Multicast-based Soft Handoff

As a result of multicast-based soft handoff, the $i3$server will send duplicate encapsulated packets to the MH. To prevent the MH's TCP/IP stack and applications from receiving duplicates of the inner packet (i.e., original IP packet, see Figure 7), the ROAM proxy suppresses duplicates during multicast-based soft handoff.

The ROAM proxy maintains a small window of MD5 [30] digests of recent packets. The proxy computes digests over the first 20 bytes of the IP header and the first 8 bytes of the transport header. The first 28 bytes of a packet are sufficient to differentiate non-identical packets in practice [31]. To minimize duplicates, the window size must be sufficiently large so that a duplicated packet that arrives both via a very low latency link and via a very high latency link will be caught in the window. We use a window size of 1 second, which should be sufficient even if one path is very congested or contains a 500ms satellite link. Note that this scheme detects duplicates received on different addresses, which means that only duplicates generated by $i3$are eliminated, and not duplicate packets sent by the sender (e.g., TCP dup-ack). We show in Section 7 that a TCP bulk transfer flow using multicast-based soft-handoff achieves similar throughput to a flow without mobility.

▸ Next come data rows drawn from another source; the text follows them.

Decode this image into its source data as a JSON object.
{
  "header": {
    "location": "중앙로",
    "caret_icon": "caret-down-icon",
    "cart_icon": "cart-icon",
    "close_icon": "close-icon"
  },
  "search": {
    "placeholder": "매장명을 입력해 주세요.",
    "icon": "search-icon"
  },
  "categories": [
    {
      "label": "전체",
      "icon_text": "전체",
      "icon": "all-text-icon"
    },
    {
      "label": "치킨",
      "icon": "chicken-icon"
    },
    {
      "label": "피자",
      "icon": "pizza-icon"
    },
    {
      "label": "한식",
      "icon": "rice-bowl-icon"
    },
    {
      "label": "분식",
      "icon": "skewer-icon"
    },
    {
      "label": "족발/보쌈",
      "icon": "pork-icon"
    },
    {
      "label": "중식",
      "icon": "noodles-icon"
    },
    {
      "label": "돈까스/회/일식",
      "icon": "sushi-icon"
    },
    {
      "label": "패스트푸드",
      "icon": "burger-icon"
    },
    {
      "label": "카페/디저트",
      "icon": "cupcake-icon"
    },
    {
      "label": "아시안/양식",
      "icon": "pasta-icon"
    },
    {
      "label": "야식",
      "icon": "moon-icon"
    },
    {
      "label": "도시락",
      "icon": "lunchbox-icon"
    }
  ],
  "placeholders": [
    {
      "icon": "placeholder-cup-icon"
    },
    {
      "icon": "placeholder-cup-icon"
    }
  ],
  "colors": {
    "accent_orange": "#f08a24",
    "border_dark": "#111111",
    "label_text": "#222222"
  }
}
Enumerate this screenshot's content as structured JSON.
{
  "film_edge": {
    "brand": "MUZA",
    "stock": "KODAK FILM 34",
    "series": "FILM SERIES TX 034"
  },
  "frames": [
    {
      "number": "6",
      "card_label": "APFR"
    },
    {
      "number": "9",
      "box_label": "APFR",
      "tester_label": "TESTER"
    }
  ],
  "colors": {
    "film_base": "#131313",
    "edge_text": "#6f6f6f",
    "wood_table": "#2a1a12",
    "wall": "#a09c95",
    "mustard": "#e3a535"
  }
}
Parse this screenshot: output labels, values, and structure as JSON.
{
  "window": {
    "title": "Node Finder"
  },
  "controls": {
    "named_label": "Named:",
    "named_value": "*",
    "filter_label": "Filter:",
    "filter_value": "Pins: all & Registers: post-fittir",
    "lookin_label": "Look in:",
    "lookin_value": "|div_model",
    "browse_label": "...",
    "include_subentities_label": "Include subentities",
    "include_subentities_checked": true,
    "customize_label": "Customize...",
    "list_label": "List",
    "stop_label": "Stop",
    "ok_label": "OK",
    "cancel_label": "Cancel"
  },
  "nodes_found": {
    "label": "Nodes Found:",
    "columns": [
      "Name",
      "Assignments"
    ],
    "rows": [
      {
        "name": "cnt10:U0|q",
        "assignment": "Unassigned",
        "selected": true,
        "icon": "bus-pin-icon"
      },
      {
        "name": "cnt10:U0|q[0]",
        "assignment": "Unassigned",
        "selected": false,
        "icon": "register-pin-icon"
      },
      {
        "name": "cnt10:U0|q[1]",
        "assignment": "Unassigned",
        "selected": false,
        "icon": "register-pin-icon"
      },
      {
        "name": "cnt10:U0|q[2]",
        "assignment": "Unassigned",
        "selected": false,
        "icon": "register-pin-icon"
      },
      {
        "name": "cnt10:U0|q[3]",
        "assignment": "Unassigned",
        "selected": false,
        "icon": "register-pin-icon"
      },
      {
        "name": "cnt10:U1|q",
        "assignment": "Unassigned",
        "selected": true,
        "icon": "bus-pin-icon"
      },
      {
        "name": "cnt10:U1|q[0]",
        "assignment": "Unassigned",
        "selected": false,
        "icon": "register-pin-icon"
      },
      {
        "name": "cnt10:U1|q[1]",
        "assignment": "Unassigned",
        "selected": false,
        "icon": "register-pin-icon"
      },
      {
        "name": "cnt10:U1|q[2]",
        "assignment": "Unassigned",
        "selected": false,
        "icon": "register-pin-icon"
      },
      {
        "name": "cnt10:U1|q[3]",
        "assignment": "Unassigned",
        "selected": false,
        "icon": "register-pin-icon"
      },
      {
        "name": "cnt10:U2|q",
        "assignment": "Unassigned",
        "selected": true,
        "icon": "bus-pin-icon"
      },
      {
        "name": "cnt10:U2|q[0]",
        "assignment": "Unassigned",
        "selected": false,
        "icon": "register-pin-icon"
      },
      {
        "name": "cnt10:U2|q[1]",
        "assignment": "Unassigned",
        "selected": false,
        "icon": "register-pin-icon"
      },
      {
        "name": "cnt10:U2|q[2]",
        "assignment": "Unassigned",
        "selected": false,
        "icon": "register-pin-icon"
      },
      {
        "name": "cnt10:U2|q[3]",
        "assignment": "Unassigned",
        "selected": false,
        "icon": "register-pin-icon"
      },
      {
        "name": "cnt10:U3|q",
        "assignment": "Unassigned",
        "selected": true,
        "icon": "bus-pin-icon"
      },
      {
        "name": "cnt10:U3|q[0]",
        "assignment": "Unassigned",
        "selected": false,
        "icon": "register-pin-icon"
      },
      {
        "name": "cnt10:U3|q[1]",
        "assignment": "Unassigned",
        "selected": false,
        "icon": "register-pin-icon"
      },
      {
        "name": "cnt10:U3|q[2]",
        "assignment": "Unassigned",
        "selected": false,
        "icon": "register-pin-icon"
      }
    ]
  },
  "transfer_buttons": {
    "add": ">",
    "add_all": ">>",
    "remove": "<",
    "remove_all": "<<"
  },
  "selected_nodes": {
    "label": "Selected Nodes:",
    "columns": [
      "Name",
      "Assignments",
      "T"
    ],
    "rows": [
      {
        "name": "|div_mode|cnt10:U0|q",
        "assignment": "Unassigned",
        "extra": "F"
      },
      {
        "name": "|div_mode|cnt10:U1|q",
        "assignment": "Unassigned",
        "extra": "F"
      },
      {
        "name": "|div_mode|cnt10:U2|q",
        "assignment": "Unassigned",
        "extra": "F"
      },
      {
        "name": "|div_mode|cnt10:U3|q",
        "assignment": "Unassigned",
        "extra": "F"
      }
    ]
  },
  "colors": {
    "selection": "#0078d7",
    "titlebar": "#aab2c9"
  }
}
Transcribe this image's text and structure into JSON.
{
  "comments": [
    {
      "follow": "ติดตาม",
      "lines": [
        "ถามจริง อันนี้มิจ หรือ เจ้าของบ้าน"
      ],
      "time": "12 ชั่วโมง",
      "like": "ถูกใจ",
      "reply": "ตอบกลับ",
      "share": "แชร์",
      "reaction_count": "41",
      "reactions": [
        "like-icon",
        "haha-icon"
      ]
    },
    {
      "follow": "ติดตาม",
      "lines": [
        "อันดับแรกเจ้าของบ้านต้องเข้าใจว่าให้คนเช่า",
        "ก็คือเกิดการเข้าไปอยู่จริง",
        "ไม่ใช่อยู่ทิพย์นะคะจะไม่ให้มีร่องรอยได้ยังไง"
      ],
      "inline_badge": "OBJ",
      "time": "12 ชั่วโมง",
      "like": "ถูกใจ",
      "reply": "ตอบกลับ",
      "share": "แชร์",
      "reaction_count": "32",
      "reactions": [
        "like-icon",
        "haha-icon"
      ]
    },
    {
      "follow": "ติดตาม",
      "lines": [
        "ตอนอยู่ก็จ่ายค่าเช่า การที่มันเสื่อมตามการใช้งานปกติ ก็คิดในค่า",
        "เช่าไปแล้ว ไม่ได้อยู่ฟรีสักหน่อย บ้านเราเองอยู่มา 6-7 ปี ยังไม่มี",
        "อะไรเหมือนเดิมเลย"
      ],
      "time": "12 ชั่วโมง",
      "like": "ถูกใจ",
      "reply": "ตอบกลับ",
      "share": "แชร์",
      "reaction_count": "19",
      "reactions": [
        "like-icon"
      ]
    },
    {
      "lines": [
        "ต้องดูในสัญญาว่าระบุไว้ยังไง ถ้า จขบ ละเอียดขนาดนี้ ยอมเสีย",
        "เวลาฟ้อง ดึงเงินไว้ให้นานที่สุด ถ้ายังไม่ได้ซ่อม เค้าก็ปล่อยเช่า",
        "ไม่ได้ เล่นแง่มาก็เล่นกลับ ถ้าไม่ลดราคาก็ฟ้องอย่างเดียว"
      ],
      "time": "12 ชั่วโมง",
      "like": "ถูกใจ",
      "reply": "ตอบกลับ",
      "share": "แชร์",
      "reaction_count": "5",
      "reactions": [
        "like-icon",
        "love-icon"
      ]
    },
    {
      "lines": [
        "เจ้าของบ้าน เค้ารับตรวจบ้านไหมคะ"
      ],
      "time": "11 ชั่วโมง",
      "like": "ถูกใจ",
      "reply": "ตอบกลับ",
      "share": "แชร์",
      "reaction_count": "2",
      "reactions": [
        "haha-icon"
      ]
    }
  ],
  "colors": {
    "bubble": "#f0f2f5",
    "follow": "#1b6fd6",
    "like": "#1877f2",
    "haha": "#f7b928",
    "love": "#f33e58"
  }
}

Another implementation issue is when does the proxy stop using multicast. Our algorithm removes an address when a large fraction of its packets are duplicates as this indicates that the address is redundant. The ROAM proxy maintains a counter of duplicate packets received on both addresses ($d$) and a counter of packets received on each address ($p_i$). When $d > \min(p_0/k, p_1/k)$, we simply remove the address that has received fewer packets in the last window. The value $1/k$ is a constant indicating the fraction of an address's packets that must be duplicates before the address can be dropped. In addition, the proxy uses a timeout $t$ to prevent a newly added address with poor connectivity from being removed until the timeout expires. In our implementation, we use $k=2$ and $t=30$ s.